まず中国のファーウェイが世界に広めようとしている5Gに対して懸念を持ち始めたのはオーストラリアでした。オーストラリア政府はハッカーにハッキング実験をさせ、5G通信網の内部機器にアクセスできた場合の損害をシミュレーションしました。

 

その結果、重要インフラに多大な悪影響をもたらされることが判明しました。なぜなら5Gは今後、電力から水の供給、下水などのあらゆるインフラの中枢にある情報通信にとって必要不可欠な要素になるからです。
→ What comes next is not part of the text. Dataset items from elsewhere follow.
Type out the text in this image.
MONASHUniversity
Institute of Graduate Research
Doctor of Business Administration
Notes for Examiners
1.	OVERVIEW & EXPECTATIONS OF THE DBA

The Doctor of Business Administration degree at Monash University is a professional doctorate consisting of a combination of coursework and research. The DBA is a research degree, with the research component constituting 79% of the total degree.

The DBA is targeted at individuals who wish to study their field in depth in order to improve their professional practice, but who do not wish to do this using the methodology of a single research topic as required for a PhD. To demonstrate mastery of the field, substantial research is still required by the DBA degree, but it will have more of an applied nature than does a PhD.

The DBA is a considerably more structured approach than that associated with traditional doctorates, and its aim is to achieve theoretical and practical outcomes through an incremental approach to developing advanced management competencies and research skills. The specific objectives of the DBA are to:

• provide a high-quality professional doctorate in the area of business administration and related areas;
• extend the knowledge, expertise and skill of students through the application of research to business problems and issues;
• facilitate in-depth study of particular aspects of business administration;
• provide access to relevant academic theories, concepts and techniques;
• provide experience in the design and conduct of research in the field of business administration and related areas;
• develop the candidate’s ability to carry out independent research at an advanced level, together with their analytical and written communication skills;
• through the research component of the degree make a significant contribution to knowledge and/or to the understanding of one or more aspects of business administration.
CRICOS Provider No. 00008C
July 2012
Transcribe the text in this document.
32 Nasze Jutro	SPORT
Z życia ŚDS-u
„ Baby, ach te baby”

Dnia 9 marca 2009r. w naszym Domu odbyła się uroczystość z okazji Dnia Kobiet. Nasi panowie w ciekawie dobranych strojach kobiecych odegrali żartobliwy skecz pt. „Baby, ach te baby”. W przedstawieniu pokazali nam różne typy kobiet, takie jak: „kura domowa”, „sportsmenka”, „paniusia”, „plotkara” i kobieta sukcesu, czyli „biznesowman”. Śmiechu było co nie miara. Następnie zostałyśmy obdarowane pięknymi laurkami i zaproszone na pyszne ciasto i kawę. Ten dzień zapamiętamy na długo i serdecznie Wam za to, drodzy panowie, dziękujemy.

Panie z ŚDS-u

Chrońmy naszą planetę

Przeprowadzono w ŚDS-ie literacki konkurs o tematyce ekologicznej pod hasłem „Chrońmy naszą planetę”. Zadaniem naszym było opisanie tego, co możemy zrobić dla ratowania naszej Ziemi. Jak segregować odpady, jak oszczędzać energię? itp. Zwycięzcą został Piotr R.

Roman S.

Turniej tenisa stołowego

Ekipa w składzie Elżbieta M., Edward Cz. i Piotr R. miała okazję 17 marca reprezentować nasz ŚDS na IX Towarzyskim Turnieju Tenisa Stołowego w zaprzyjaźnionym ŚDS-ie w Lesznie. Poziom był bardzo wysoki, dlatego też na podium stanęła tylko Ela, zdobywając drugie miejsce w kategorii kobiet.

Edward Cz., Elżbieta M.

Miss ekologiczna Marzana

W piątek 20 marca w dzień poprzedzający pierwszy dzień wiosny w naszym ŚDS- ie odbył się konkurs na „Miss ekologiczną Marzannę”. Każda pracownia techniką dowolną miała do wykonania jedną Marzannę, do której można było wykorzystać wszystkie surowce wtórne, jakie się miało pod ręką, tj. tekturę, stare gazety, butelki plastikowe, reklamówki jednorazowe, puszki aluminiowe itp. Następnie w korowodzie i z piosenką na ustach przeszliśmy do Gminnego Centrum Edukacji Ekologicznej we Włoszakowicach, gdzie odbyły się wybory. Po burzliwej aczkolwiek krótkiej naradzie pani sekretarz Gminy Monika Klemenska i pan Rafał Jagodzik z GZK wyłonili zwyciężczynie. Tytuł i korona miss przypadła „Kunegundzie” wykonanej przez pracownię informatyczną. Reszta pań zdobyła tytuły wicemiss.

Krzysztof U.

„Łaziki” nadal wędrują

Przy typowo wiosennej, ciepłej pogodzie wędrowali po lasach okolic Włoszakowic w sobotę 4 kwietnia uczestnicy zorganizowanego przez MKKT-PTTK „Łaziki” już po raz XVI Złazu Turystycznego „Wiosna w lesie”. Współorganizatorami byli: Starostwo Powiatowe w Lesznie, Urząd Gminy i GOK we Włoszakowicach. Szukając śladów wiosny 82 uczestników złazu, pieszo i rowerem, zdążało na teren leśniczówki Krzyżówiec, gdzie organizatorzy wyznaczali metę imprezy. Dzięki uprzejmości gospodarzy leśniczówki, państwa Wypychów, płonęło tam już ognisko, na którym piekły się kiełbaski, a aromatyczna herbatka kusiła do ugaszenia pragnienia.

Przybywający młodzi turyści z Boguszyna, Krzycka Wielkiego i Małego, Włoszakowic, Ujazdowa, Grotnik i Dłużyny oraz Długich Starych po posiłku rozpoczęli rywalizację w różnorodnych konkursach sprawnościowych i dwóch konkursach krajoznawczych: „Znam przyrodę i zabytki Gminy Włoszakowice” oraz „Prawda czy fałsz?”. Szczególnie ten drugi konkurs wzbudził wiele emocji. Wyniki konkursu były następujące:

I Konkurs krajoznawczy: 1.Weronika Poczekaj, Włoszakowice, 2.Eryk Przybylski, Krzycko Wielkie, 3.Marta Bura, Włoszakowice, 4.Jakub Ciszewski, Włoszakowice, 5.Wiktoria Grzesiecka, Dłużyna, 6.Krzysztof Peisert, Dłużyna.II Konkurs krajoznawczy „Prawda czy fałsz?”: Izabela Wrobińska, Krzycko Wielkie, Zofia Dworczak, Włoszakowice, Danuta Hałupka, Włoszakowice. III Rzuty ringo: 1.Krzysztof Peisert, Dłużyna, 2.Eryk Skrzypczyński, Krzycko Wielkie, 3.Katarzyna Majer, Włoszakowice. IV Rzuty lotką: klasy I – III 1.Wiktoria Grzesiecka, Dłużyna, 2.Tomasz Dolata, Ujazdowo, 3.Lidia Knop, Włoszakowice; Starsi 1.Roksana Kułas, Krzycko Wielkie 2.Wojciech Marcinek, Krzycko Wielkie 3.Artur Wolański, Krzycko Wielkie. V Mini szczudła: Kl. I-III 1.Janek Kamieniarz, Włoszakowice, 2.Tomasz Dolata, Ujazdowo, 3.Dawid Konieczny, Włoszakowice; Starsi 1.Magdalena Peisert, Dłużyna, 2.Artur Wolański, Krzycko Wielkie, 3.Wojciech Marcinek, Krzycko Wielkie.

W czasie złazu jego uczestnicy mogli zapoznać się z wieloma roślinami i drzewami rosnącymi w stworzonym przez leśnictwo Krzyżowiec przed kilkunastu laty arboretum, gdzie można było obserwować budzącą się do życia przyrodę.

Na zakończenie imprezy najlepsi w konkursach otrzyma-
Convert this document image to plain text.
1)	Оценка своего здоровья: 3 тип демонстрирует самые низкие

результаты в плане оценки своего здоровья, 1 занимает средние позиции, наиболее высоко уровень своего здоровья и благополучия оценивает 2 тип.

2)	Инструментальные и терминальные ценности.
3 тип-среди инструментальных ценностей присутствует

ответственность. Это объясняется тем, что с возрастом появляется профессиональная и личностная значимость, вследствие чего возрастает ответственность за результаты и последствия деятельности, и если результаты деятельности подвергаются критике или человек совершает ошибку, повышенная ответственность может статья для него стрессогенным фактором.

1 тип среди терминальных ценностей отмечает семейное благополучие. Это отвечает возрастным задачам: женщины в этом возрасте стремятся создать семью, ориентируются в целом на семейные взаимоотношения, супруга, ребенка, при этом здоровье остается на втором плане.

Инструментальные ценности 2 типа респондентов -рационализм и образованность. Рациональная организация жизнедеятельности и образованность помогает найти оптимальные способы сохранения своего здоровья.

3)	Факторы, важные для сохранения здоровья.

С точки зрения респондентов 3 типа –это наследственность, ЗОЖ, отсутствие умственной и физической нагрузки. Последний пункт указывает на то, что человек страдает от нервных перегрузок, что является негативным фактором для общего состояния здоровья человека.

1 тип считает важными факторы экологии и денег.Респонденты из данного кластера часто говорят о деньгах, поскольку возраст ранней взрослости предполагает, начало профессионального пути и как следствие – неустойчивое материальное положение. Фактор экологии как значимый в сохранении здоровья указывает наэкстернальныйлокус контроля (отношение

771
インフラが5G通信網を通してハッキングされると急に水道や電気が止まったりすることも考えられます。

 

オーストラリア政府は、5G技術を世界に広めるファーウェイと中国政府のサイバースパイ活動の繋がりを疑い、このシミュレーションから半年後、ファーウェイを同国の5G計画から事実上締め出しました。

 

世間ではファーウェイ規制はアメリカ主導だと思われがちですが、実際はオーストラリアがアメリカ政府幹部にも情報共有したことからアメリカもファーウェイ規制に乗り出しました。

 

そして米国家安全保障局(NSA)の高官は2019年4月24日のスコットランドでの会議の場で、機密情報を共有する「ファイブ・アイズ」の五カ国(アメリカ・カナダ・イギリス・オーストラリア・ニュージーランド)はいずれも、中国のファーウェイの技術を通信ネットワークの「機密に関わる」部分に使用しないとの見解を示しました。

 

さらにアメリカはファーウェイだけでなく、中興通訊(ZTE)、海能達通信(ハイテラ)、杭州海康威視数字技術(ハイクビジョン)、浙江大華技術(ダーファ・テクノロジー)の計5社から製品を調達することを禁じる規制を8月に発効し、そのいずれもいずれも通信機器、監視カメラの大手メーカーでした。

 

つまり、アメリカは中国の通信・監視技術を国家脅威として侵入を完全に防ごうとしているわけですね。

 

日本もまたアメリカの圧力によってファーウェイとZTEの製品を締め出そうとしています。

 

中国のこれらの技術は一帯一路に積極的に参加している国々に広がり、アメリカをはじめとするファイブアイズやそれに従う日本ではあまり広がらないでしょう。

 

それらを受け入れる国々は監視システムが行き渡り、治安が良くなっていく一方、国家機密が盗み取られたり、国民の生活インフラの首根っこが捕まえられることになるでしょう。当面は何も問題は起こらないかもしれませんが、中国にとって都合が悪くなった国は脅しにかかられることになるかもしれません。